You can get the column names, reorder them however you want, and then use select
on the original DataFrame to get a new one with this new order:
val columns: Array[String] = dataFrame.columns
val reorderedColumnNames: Array[String] = ??? // do the reordering you want
val result: DataFrame = dataFrame.select(reorderedColumnNames.head, reorderedColumnNames.tail: _*)
Like others have commented, I'm curious to know why would you do this as the order is not relevant when you can query the columns by their names.

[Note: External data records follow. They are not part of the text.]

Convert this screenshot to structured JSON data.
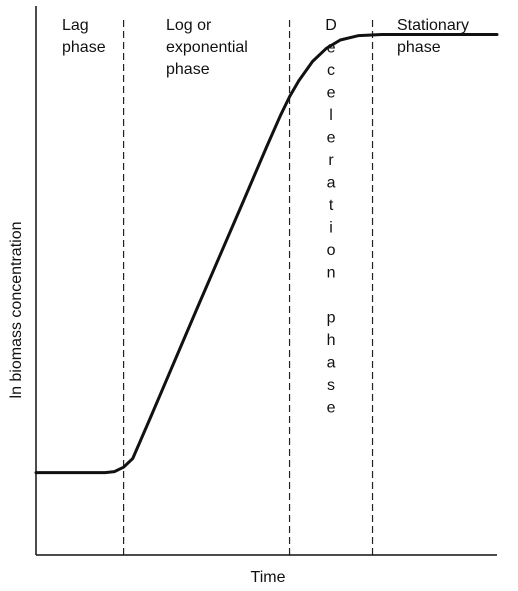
{
  "chart_data": {
    "type": "line",
    "title": "",
    "xlabel": "Time",
    "ylabel": "ln biomass concentration",
    "xlim": [
      0,
      100
    ],
    "ylim": [
      0,
      100
    ],
    "grid": false,
    "legend": "none",
    "series": [
      {
        "x": [
          0,
          15,
          17,
          19,
          21,
          25,
          35,
          45,
          50,
          53,
          55,
          57,
          60,
          63,
          66,
          70,
          75,
          80,
          85,
          90,
          100
        ],
        "y": [
          15,
          15,
          15.2,
          16,
          17.6,
          25.4,
          45,
          64.5,
          74.3,
          80,
          83.5,
          86.4,
          89.9,
          92.3,
          93.8,
          94.6,
          94.8,
          94.8,
          94.8,
          94.8,
          94.8
        ]
      }
    ],
    "phase_boundaries": [
      19,
      55,
      73
    ],
    "phases": [
      {
        "lines": [
          "Lag",
          "phase"
        ]
      },
      {
        "lines": [
          "Log or",
          "exponential",
          "phase"
        ]
      },
      {
        "letters": [
          "D",
          "e",
          "c",
          "e",
          "l",
          "e",
          "r",
          "a",
          "t",
          "i",
          "o",
          "n",
          "",
          "p",
          "h",
          "a",
          "s",
          "e"
        ]
      },
      {
        "lines": [
          "Stationary",
          "phase"
        ]
      }
    ],
    "colors": {
      "line": "#111111",
      "axis": "#111111",
      "boundary": "#222222"
    }
  }
}
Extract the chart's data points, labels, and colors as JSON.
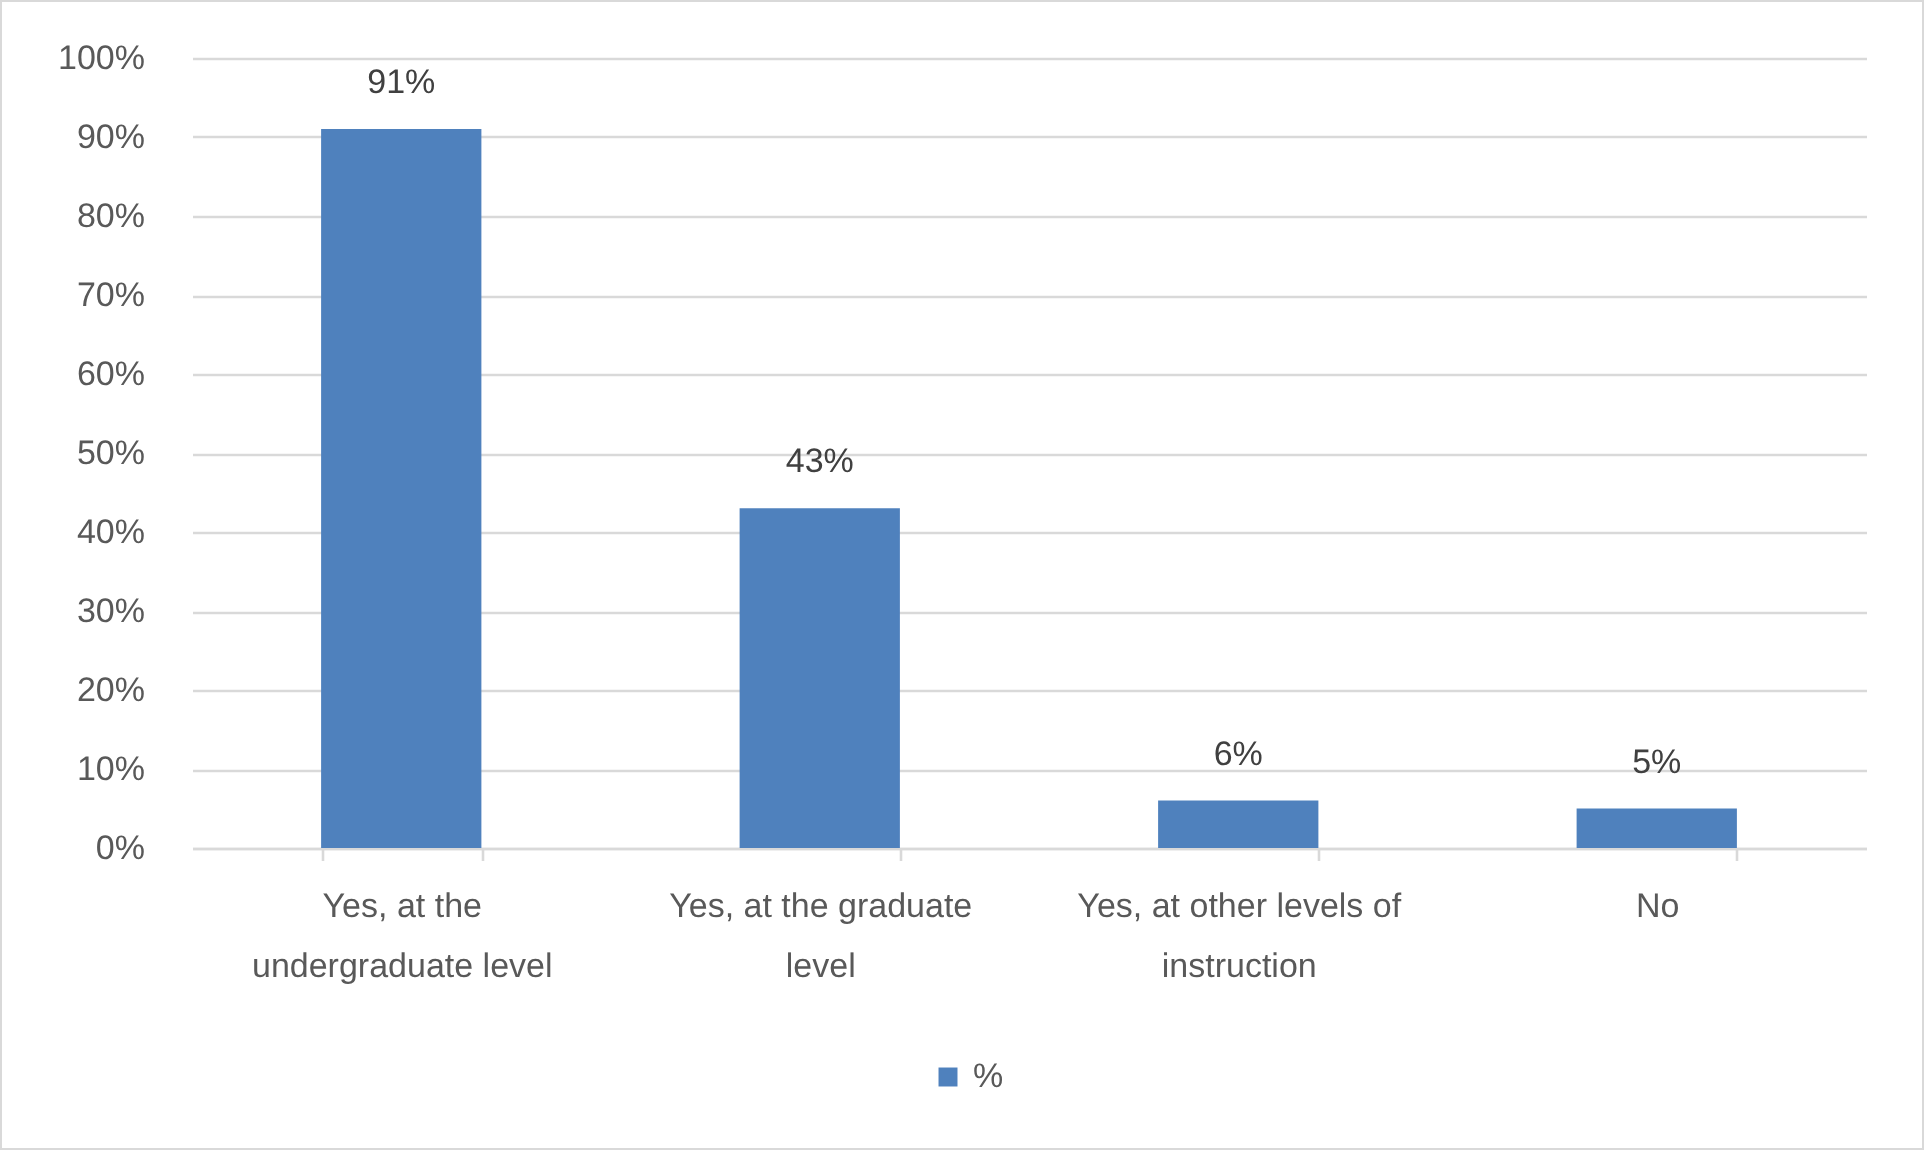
{
  "chart_data": {
    "type": "bar",
    "categories": [
      "Yes, at the undergraduate level",
      "Yes, at the graduate level",
      "Yes, at other levels of instruction",
      "No"
    ],
    "series": [
      {
        "name": "%",
        "color": "#4f81bd",
        "values": [
          91,
          43,
          6,
          5
        ],
        "value_labels": [
          "91%",
          "43%",
          "6%",
          "5%"
        ]
      }
    ],
    "ylim": [
      0,
      100
    ],
    "yticks": [
      {
        "value": 0,
        "label": "0%"
      },
      {
        "value": 10,
        "label": "10%"
      },
      {
        "value": 20,
        "label": "20%"
      },
      {
        "value": 30,
        "label": "30%"
      },
      {
        "value": 40,
        "label": "40%"
      },
      {
        "value": 50,
        "label": "50%"
      },
      {
        "value": 60,
        "label": "60%"
      },
      {
        "value": 70,
        "label": "70%"
      },
      {
        "value": 80,
        "label": "80%"
      },
      {
        "value": 90,
        "label": "90%"
      },
      {
        "value": 100,
        "label": "100%"
      }
    ],
    "grid": "y",
    "legend": "bottom"
  }
}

Anyway, using a select should give the feeling the columns have moved in schema description:
val data = Seq(
("a", "hello", 1),
("b", "spark", 2)
)
.toDF("field1", "field2", "field3")
data
.show()
data
.select("field3", "field2", "field1")
.show()
A tiny different version compare to @Tzach Zohar
val cols = df.columns.map(df(_)).reverse
val reversedColDF = df.select(cols:_*)
The spark-daria library has a reorderColumns
method that makes it easy to reorder the columns in a DataFrame.
import com.github.mrpowers.spark.daria.sql.DataFrameExt._
val actualDF = sourceDF.reorderColumns(
Seq("field1", "field3", "field2")
)
The reorderColumns
method uses @Rockie Yang's solution under the hood.
If you want to get the column ordering of df1
to equal the column ordering of df2
, something like this should work better than hardcoding all the columns:
df1.reorderColumns(df2.columns)
The spark-daria library also defines a sortColumns
transformation to sort columns in ascending or descending order (if you don't want to specify all the column in a sequence).
import com.github.mrpowers.spark.daria.sql.transformations._
df.transform(sortColumns("asc"))